Deep learning has massive potential, but it’s often hard to achieve. These models’ complexity requires extensive training before they’re ready for use, making implementation long and often expensive.
Facebook AI Research (FAIR) and the University of Guelph may have found a potential solution. In a recent research paper, the team outlined a new open-source model to predict the initial parameters for deep learning networks. The updated model, dubbed Graph HyperNetworks (GHN-2), could substantially impact the machine learning industry.
What Is GHN-2?
GHN-2 aims to simplify and speed up neural network development. It does this by predicting an unseen system’s architecture’s parameters, replacing bespoke optimizers and manual processes.
The researchers started by creating a dataset of 1 million neural network architectures called DeepNets-1M. They then trained a modified graph hyper-network (GHN) on the dataset using meta-learning. This method took inspiration from recent work on another algorithm: Differentiable Architecture Search (DARTS).
The researchers then tested GHN-2 by using it to start a 24 million-parameter machine learning model based on ResNet-50 architecture. GHN-2 produced parameters with 60% accuracy on the CIFAR-10 database with no gradient updates. Satisfied with these results, the team released the open-source model and code along with the DeepNets-1M database and several benchmarks.
Benefits of the GHN-2 Model
Most deep learning training projects are long, expensive processes. Popular optimization algorithms like Adam or stochastic gradient descent (SGD) can take hours of calculation to find the parameters that minimize a model’s loss function. By contrast, GHN-2 can perform the same task in less than a second.
This also translates into energy savings. Running these complex computations takes a considerable amount of power, most of which comes from fossil fuels. Consequently, training a large deep learning model can generate 626,000 pounds of CO2, the same as five cars’ lifetime emissions.
Those emissions are concerning, considering 77% of consumers today use some form of AI technology. Deep learning algorithms that aren’t energy-efficient could cause considerable harm to the environment. Since GHN-2 works so much faster than traditional methods, it provides a solution.
In addition to being remarkably fast, GHN-2 is also highly accurate. The researchers tested its reliability by comparing its performance to two other meta-models and parameters from traditional SGD with two datasets: ImageNet and CIFAR-10.
GHN-2 substantially outperformed both the other meta-models and SGD. One forward pass of GHN-2 showed similar accuracy to 2,500 SGD iterations with CIFAR-10 and 5,000 iterations with ImageNet.
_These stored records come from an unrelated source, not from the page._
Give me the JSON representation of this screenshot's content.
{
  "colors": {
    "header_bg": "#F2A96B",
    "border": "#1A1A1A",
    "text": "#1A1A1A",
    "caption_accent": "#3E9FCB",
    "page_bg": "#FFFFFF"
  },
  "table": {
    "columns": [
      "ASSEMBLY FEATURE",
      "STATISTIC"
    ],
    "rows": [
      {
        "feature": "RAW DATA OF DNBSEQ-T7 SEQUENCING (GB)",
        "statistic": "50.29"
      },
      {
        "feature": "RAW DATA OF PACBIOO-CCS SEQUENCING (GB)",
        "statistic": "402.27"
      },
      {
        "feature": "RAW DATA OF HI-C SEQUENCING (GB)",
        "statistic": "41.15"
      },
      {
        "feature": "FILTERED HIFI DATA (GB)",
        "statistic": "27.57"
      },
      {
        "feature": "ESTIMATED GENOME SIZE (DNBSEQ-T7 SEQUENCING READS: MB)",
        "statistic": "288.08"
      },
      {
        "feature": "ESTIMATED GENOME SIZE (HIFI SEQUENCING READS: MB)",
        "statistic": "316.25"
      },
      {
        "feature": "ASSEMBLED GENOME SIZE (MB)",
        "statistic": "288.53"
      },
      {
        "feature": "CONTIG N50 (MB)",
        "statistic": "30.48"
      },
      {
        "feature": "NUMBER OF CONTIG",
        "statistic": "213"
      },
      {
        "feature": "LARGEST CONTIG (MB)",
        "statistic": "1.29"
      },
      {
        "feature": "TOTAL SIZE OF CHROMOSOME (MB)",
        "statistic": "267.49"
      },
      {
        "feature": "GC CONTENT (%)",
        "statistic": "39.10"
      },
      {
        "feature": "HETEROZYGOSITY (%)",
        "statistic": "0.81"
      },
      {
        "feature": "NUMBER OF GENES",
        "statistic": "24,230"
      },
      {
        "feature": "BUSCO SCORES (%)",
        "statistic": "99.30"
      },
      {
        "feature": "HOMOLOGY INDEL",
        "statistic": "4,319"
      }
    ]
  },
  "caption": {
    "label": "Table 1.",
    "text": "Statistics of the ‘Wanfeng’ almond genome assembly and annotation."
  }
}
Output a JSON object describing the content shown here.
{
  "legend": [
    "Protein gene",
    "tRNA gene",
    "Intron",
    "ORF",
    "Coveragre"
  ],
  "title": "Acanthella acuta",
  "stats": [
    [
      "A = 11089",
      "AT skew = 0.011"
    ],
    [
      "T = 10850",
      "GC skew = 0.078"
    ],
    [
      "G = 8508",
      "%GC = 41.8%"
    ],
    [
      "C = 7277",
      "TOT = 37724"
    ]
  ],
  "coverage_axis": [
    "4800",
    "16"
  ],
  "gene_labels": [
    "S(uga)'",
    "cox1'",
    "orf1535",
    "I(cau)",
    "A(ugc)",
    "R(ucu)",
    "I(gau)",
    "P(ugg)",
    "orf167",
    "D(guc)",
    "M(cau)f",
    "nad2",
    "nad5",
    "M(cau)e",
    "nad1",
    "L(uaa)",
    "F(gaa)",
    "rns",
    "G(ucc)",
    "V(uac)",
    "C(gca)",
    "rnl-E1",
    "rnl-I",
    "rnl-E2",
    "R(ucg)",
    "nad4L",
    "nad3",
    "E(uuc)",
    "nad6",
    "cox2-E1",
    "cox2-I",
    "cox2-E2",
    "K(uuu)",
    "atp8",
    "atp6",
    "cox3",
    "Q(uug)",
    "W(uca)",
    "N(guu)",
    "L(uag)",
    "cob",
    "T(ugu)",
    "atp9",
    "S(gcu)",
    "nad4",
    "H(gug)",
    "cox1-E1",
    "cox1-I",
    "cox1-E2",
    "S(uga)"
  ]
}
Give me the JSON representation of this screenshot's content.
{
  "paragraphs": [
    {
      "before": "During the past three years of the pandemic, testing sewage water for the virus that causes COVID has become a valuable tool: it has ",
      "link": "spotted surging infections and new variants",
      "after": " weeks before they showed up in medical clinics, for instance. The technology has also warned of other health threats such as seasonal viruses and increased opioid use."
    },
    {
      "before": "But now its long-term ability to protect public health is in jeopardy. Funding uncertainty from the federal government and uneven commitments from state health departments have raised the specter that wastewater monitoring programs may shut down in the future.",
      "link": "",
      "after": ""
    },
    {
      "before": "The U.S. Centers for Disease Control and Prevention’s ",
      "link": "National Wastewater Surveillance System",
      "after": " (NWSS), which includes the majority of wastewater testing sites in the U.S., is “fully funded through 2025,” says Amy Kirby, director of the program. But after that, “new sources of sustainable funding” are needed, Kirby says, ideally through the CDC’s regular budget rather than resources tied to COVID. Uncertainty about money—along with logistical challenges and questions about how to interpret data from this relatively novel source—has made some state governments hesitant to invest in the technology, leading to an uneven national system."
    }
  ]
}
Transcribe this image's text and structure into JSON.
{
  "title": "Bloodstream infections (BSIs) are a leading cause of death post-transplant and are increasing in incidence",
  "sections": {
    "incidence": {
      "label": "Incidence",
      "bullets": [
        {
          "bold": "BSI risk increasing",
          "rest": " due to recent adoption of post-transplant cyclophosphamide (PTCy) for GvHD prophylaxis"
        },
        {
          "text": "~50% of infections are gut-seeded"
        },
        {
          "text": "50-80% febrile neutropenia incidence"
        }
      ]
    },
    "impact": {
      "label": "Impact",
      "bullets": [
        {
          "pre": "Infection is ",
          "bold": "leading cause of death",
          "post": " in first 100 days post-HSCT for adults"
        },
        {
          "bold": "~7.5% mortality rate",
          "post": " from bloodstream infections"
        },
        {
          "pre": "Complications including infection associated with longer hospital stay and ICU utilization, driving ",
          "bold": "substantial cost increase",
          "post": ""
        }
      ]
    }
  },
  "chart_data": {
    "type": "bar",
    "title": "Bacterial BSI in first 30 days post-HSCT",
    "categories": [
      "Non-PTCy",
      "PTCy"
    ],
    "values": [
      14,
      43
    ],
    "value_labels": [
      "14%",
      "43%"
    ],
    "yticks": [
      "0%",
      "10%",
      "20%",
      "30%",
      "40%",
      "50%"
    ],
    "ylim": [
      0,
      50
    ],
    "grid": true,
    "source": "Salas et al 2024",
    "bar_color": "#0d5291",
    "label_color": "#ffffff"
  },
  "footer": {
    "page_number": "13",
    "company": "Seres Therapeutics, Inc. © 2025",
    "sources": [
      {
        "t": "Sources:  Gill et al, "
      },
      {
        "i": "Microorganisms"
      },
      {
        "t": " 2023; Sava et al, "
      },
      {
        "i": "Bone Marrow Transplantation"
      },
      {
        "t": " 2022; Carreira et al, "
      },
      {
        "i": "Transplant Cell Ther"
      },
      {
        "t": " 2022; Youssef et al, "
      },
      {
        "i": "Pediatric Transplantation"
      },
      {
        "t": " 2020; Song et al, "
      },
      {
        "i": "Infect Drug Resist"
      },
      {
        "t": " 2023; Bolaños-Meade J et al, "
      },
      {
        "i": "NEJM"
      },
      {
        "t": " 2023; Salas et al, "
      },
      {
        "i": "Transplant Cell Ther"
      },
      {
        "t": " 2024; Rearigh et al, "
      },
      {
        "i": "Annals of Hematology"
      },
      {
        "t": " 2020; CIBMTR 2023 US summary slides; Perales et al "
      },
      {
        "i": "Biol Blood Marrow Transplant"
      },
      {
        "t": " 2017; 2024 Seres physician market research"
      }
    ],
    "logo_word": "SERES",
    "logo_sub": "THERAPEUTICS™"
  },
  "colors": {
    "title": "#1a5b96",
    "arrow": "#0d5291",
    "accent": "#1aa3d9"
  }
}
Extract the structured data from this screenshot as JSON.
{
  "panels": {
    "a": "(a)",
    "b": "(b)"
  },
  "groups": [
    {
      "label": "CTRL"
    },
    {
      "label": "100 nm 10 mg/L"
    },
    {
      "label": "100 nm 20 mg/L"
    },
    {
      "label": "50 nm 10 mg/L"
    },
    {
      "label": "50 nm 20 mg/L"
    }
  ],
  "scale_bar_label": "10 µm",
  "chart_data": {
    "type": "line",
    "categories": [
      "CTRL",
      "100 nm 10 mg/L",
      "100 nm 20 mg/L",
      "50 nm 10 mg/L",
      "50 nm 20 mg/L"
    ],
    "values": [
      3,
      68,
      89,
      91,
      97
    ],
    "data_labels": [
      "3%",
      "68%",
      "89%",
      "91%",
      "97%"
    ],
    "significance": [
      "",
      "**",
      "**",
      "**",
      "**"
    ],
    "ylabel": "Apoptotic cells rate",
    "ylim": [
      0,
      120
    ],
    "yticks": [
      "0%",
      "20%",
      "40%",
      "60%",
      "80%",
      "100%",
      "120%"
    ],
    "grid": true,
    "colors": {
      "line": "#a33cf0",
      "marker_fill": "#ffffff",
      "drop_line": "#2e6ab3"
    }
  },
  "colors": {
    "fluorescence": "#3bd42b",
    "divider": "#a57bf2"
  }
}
What Open-Sourcing GHN-2 Means for Machine Learning
Now that this model is open-source, it opens the door for widespread benefits across the machine learning industry. Data scientists will spend much less time defining parameters so they can produce reliable deep learning models faster. Swifter deployment would then help realize deep learning’s full potential sooner.
These benefits address many companies’ leading barriers to machine learning adoption. For example, 32% of surveyed organizations say limited budgets are their most significant barrier, and 22% cite difficulty building and maintaining models. GHN-2’s speed and accuracy help overcome those obstacles.
Less time setting parameters means less work and money going into development. As a result, companies can comfortably deploy deep learning models with lower budgets and less expertise. Machine learning as a practice could reach new heights as these benefits attract new adopters.
Despite its benefits, GHN-2 isn’t perfect. Its most notable limitation is that you have to train a new meta-model for each domain-specific dataset. That could limit the extent of its speed, its primary advantage.
If you’re using GHN-2 for the provided DeepNets-1M dataset or one you’ve already tried it with, it will perform as expected. However, if you wanted to use the meta-model on a new domain-specific dataset, you’d need to retrain it. That could take time and effort, which GHN-2 normally saves.
While GHN-2 showed impressive accuracy during tests, it may not be precise with every architecture. The researchers warned that while it will always outperform random choices, it may not be accurate after one pass in some architectures.
Deep Learning Is Advancing
Not long ago, deep learning was little more than theoretical. Now, it’s a growing part of data science, and advances like the GHN-2 model make it more viable than ever.
GHN-2 isn’t perfect, but it still represents an impressive step forward. Similar projects stemming from the meta-model’s open-source code could take this innovation further. Deep learning could become more affordable and accessible as a result.